И правда – стоит взглянуть в окно, и мы увидим, что все небо в них, и гигантские раскаты грома разбивались о числа в календаре.

А жизнь – это одиночество. Одиночество и отчаяние. Иногда чего-то становится меньше – например, одиночества, и тогда для равновесия увеличивается количество отчаяния. Это я опытным путем пришел к таким умозаключениям, и дальше по этому пути идти бы мне не хотелось.

Съел сырок, чтобы поднять хотя бы сахар в крови.

– Поднимешь потом коробки в спальне? – попросила она.

– Конечно, конечно.

– Спасибо, а я тогда пойду, у меня сегодня тяжелая встреча – один клиент хочет получить страховку за самоубийство.

– Он что, ненормальный?

Я пошел в спальню, стал поднимать коробки. Из какой-то выпала праздничная открытка.
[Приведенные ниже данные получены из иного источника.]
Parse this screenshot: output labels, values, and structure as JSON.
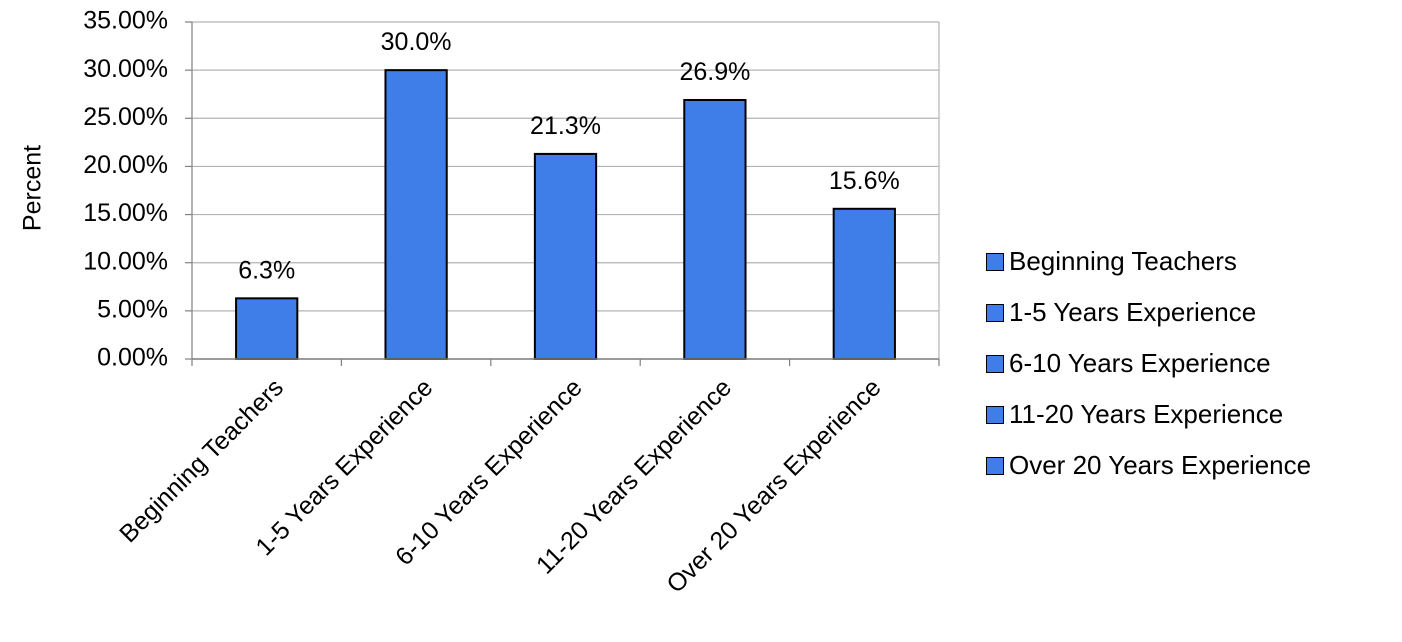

Праздник был неочевиден – на ней были изображены маяк с островом.

Потом вышел, сел за руль, мотор неохотно завелся. Это еще полбеды – надо давать какие-то премии людям, которые бы смогли управиться здесь со сцеплением. Я управлялся, но мне никаких премий не давали.

– Вы привезли мне гардины?

– Да, вот они, – показывал я ему то, что привез.

– Подозрительные гардины.

Пока не было счастья в литературе, я подрабатывал то там, то здесь – мыл посуду, разгружал склад с печеньем, развозил гардины..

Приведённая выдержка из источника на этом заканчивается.